IMMUNITY - ALABAMA

Ex parte Gilland

Supreme Court of Alabama - September 28, 2018 - So.3d - 2018 WL 4657335

Dog bite victim brought action against municipal animal-control officer in officer’s individual capacity for negligence and wantonness for officer’s alleged breach of a duty to enforce animal-control policies as to neighbor’s dog.

The Circuit Court denied officer’s motion to dismiss on the basis of state-agent immunity. Officer petitioned for a writ of mandamus.

The Supreme Court of Alabama held that victim failed to state a claim that was sufficient to defeat dismissal based on state-agent immunity.

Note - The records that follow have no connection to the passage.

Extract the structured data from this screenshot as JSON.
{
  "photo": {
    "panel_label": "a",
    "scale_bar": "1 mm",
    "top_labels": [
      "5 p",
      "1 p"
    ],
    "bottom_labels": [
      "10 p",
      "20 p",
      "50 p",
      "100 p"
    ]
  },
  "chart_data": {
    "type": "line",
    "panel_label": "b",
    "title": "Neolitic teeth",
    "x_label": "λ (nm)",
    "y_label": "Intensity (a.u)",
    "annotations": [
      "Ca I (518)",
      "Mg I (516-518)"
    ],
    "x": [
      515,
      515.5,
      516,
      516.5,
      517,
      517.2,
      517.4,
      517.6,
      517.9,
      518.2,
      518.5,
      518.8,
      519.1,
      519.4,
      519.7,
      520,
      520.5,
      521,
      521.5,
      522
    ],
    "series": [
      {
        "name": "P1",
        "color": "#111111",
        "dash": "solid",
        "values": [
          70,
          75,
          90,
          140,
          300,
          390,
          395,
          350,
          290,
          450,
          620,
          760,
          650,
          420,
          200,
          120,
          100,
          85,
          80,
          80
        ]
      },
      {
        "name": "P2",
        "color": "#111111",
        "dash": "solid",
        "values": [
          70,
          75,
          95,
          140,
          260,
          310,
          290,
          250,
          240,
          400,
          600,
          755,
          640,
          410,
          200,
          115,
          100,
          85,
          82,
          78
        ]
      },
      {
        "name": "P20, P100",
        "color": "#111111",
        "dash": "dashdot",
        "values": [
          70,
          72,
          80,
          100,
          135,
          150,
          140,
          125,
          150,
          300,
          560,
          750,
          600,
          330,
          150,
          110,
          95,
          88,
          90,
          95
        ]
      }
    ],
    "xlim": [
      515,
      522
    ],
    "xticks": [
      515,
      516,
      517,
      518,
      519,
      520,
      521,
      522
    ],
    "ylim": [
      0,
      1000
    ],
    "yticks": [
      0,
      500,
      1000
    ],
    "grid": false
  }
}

Dog bite victim failed to state a claim of negligence and wantonness against municipal animal-control officer that was sufficient to defeat dismissal based on state-agent immunity, where, construing the allegations in the complaint in victim’s favor, officer seized the dog in question, but officer’s supervisor instructed officer to return the dog to its owner based on the lack of space at the animal shelter, and officer did everything in her power, short of disobeying her supervisor’s instructions, to avoid returning the dog, which meant that officer was discharging the duties imposed on her by law, and there was no basis to plausibly conclude that officer acted willfully, maliciously, fraudulently, in bad faith, beyond her authority, or under a mistaken interpretation of the law.